Netsmart recommends scheduling the snapshot process for a one-time run for each middleware instance before the next database load, preferably on a weekly basis during a low-traffic period, such as after a nightly Data Warehouse load. The comparisons will not commence until either the SHA1 hash process is completed or the weekly process completes.

The snapshot is created just once a week due to the amount of time needed for processing. If a difference is found for a row, the snapshot information for that row is updated on the Cache side so that the data is kept up-to-date for future comparisons. 

Data Validation

The Data Warehouse Comparison Configuration form lets you specify SQL tables to be used in validating data sent to the Data Warehouse.

After each SQL table finishes its nightly load, the incremental middleware kicks off a comparison process. This process checks the table 'SYSTEM.dss_comparison_tables' for each SQL table and, if applicable, runs the comparison query against the Data Warehouse database for the columns specified. The comparison query returns a list of Row IDs that did not pass the comparison. These Row IDs are listed in a log file that is included in the nightly Dss completion email. 

If a table fails to load, error reports are sent via email as set up by the Netsmart Engineering team. Recipients are determined by the organization.

The comparison process will requeue any tables that failed and push the rows found by the comparison query to the Data Warehouse database.

Properties in the SYSTEM.dss_comparison_tables table include:

  • USERID - A valid Data Warehouse user set up in the Dss Middleware install.
  • table_name - An SQL table that will be validated.
  • ID_column - Default column for every table comparison. This field will be populated by myAvatar.
  • first_comp_column - First comparison column.
  • second_comp_column - Second comparison column.

Data Load

Any errors encountered in the Data Warehouse nightly load for any tables in the queue will kick off a restart process that will log the error in the table's log file and wait for 60 seconds before attempting to resend the remaining rows for the affected tables. There will be up to three attempts to resend the data before stopping. 

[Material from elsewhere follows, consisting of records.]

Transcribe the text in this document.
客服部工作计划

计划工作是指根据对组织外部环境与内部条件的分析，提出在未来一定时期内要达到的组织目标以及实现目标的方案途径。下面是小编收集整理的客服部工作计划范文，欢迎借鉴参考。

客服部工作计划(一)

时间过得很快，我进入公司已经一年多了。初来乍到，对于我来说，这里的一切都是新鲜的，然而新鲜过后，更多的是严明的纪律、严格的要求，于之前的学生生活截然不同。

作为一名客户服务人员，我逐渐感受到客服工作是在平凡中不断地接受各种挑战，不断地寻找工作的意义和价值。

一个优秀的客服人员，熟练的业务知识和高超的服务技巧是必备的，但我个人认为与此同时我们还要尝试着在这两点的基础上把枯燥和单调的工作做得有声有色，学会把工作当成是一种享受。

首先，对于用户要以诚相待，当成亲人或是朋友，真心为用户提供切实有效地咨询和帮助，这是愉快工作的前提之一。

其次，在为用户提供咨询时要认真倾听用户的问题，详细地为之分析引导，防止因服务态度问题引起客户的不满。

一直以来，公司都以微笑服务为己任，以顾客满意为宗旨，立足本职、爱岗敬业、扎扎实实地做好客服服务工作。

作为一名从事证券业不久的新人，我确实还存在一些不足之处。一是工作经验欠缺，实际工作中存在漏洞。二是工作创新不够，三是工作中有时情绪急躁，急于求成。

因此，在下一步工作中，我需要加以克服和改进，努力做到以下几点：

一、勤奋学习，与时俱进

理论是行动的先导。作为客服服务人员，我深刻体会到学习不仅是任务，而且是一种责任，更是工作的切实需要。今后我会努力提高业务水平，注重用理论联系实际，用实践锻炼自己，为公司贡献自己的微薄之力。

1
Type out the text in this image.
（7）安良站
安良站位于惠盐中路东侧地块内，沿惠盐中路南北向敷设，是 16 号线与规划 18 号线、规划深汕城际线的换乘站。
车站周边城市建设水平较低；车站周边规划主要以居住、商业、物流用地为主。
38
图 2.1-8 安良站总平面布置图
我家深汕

The 'dss_completion_flag' table on the SQL server, Oracle, or Informix database tracks the successful completion of the nightly load and indicates the load status as follows: 

  • The 'dss_status' field is updated with a value of I (Incomplete) at the start of each nightly load to indicate that the load is still running.
  • When the nightly load completes, the 'dss_status' field is set to 1 (Finished Successfully). 
  • If the restart process fails to complete the load after three tries, the 'dss_status' field is updated with a value of 0 (Errored). Otherwise, the status will always be logged as a 1.